On 12 January, the walls of the exhibition rooms in Wrocław City Gallery will fill with Marian Waldemar Kuczma’s paintings, multi-layered both in their content and form. All paintings on display were created over the last few years.
Even though it is difficult to confine Marian Waldemar Kuczma’s paintings to representational art, the artist refuses to call himself an abstractionist. It is so because each of his paintings has a specific point of reference derived directly from visible reality. Kuczma’s main source of inspiration is the landscape, or more precisely, its fragments abstracted from their spatial context. Often overlooked and rejected, these can be the remains of ruined buildings, forlorn chapels or illegible remains of inscriptions on walls. And though Kuczma’s artworks do not copy nature in a mimetic way, by incorporating pieces of utterly banal matter into the canvases, such as pieces of wood, ceramic or sheet metal brought from specific places, his paintings become a reflection of the real world. It is all immersed in the icon – that is the aura of spirituality, which is the artist’s other great inspiration besides landscape.

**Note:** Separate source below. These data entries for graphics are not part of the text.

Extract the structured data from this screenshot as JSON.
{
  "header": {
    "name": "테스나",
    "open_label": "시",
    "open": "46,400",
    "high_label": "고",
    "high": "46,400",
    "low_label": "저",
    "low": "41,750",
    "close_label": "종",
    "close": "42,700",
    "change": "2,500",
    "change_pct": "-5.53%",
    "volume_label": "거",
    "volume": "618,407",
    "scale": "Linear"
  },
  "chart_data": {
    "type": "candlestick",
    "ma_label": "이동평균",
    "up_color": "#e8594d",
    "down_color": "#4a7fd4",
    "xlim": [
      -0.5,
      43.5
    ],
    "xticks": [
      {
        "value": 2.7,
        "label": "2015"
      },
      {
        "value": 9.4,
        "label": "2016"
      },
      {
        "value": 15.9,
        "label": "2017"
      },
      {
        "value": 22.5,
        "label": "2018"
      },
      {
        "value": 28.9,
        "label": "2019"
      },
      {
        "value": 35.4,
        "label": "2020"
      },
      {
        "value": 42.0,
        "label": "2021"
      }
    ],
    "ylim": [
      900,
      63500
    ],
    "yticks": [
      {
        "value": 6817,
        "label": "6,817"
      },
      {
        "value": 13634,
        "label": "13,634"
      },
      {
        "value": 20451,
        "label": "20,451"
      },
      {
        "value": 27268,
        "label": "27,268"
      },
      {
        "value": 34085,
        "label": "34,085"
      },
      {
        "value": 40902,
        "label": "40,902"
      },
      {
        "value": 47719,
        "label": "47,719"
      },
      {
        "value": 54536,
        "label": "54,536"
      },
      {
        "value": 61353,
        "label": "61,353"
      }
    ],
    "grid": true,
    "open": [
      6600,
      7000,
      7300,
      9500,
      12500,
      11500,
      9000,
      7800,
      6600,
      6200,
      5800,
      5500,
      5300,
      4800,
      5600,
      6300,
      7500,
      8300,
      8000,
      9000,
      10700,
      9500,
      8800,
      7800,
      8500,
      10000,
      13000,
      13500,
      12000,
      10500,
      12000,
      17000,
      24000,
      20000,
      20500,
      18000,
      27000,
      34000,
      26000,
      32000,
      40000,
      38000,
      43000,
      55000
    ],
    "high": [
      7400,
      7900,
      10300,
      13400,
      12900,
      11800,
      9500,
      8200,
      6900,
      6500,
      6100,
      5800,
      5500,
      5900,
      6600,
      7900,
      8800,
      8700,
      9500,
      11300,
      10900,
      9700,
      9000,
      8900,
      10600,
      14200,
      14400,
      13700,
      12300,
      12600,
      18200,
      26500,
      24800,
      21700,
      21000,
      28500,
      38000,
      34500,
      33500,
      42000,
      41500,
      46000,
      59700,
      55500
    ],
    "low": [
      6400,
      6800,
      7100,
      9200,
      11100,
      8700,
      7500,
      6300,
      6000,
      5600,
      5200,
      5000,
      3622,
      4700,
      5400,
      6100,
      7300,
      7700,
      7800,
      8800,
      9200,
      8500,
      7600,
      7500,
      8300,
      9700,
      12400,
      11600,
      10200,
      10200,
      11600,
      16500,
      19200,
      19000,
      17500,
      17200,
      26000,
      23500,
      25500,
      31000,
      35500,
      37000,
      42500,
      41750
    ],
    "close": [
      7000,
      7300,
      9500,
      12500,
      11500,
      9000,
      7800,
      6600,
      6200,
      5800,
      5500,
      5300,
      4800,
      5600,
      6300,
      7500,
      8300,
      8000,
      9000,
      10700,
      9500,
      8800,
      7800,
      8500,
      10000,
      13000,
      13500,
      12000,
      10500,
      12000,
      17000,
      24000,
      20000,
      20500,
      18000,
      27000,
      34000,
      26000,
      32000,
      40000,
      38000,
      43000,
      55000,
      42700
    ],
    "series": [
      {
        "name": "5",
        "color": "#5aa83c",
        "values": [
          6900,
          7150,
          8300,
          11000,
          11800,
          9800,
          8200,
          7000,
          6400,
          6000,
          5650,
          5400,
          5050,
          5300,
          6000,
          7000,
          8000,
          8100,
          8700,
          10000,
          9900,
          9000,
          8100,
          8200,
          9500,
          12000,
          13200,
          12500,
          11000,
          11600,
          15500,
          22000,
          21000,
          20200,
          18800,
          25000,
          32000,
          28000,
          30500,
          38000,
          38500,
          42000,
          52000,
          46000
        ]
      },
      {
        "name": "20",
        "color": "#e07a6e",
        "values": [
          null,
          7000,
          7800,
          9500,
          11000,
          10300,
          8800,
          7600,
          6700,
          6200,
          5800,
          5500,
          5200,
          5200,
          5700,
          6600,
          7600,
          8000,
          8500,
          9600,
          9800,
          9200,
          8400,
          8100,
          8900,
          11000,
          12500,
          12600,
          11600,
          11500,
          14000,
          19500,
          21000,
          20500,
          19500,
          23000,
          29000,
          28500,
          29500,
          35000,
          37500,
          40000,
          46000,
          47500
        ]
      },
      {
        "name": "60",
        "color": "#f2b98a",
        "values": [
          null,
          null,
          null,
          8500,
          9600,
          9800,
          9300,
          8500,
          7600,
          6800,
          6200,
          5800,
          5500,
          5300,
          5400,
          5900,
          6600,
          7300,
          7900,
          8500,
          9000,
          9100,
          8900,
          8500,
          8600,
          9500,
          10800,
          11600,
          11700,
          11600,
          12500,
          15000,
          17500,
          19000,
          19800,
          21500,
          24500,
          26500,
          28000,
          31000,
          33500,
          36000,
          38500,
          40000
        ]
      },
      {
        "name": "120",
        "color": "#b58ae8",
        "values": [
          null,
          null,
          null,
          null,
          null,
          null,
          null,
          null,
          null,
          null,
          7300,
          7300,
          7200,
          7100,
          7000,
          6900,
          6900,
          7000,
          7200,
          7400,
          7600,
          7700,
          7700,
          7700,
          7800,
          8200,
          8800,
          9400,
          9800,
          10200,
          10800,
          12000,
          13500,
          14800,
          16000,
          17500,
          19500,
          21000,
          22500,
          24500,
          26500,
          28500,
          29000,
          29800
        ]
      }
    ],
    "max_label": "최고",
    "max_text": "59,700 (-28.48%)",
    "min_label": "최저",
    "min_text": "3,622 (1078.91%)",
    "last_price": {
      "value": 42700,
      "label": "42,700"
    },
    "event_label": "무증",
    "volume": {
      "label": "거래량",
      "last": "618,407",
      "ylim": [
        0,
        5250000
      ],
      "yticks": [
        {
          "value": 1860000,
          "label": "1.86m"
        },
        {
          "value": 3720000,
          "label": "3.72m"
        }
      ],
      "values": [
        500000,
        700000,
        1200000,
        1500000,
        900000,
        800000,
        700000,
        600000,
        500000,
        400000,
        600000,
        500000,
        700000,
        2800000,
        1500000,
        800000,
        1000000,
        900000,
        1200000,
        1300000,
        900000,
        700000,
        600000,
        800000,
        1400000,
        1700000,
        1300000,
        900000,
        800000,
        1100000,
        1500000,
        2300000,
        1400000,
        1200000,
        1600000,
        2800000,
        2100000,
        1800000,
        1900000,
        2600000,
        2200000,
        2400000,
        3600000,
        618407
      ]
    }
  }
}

In his paintings, the artist, who comes from the Bieszczady Mountains but lives in Wrocław, somehow balances at the intersection of two cultures. His art knits Eastern spirituality with Western intellectualism not only in the area of narrative and points of reference chosen by the author, but also on the technological level. As Aleksander Jasiński writes in his text, Waldemar Kuczma’s works are full of blurred borders – borders between the remains of a natural landscape and traces of human activity, as well as borders between the sacred and the profane, whose vagueness is highlighted by the multi-layered, palimpsest-like character of the painter’s works.
Join us at the opening on 11 January (Thursday) at 6:00 PM.
The opening will be accompanied by a piano concert by Tomasz Kaczmarek.
The exhibition is on display until 13 February 2024.